North Huron Notes March 26, 2012
Ever wonder if elected officials and municipal staff are paying attention to the views of local residents? North Huron’s 2012 Budget, recently approved by Council, along with other recent initiatives, can be linked back to last fall’s community consultation phase of our strategic planning process. This phase included public meetings in Blyth, East Wawanosh, and Wingham; roundtable discussions with local business groups and non-profit service providers; and a Citizen Survey. In total, over 500 residents took part in this consultation phase and provided us with valuable feedback about their goals and vision for North Huron, and the priorities and issues they feel the municipality should be focused on.
A consensus emerged on several key points. First, North Huron residents want programs and services maintained, not cut or reduced. Second, North Huron residents want future tax increases kept to reasonable levels and they want Council and staff to look for efficiencies to reduce the overall cost of delivering programs and services. Third, residents want Council and staff to do more regarding economic development and North Huron businesses.

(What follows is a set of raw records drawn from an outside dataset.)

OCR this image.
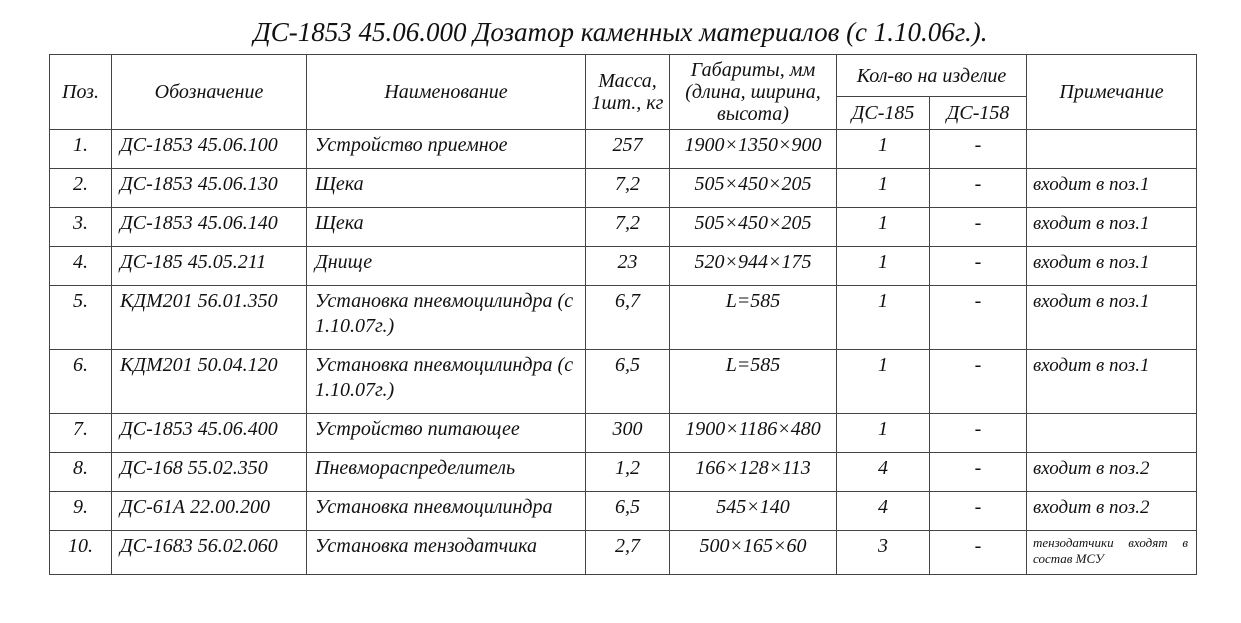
ДС-1853 45.06.000 Дозатор каменных материалов (с 1.10.06г.).
Поз.	Обозначение	Наименование	Масса, 1шт., кг	Габариты, мм (длина, ширина, высота)	Кол-во на изделие		Примечание
					ДС-185	ДС-158	
1.	ДС-1853 45.06.100	Устройство приемное	257	1900×1350×900	1	-	
2.	ДС-1853 45.06.130	Щека	7,2	505×450×205	1	-	входит в поз.1
3.	ДС-1853 45.06.140	Щека	7,2	505×450×205	1	-	входит в поз.1
4.	ДС-185 45.05.211	Днище	23	520×944×175	1	-	входит в поз.1
5.	КДМ201 56.01.350	Установка пневмоцилиндра (с 1.10.07г.)	6,7	L=585	1	-	входит в поз.1
6.	КДМ201 50.04.120	Установка пневмоцилиндра (с 1.10.07г.)	6,5	L=585	1	-	входит в поз.1
7.	ДС-1853 45.06.400	Устройство питающее	300	1900×1186×480	1	-	
8.	ДС-168 55.02.350	Пневмораспределитель	1,2	166×128×113	4	-	входит в поз.2
9.	ДС-61А 22.00.200	Установка пневмоцилиндра	6,5	545×140	4	-	входит в поз.2
10.	ДС-1683 56.02.060	Установка тензодатчика	2,7	500×165×60	3	-	тензодатчики входят в состав МСУ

The 2012 Budget, despite challenging economic times and tight operating budgets, maintains programs and services, which is a priority for North Huron residents. Council also had resident feedback in mind regarding tax levels when they approved a spending increase of 2.92% which is in line with inflation. Council and staff worked together to find savings, trim expenditures, reduce capital projects and equipment purchases. In the area of economic development, a new committee has been established that is comprised of Council and community members from all three wards. The purpose of this committee is to create a strategy and action plan to attract development and new businesses as well as support our existing businesses. Council and staff are also very excited about the new business associations created over the past year, specifically the Blyth Business Improvement Association and the Wingham Business Alliance. North Huron Council and staff are working with these associations on downtown revitalization initiatives including the Josephine St. project in Wingham and the Downtown Streetscape Master Plan in Blyth.
Council and staff want to make sure that our decisions and actions are consistent with the views and priorities of our residents. Maintaining programs and services, keeping taxes competitive, attracting economic development and supporting our business community will help us retain our residents as well as attract more residents and investment. What you think matters to us. This is our community and your future. Let’s continue to work together.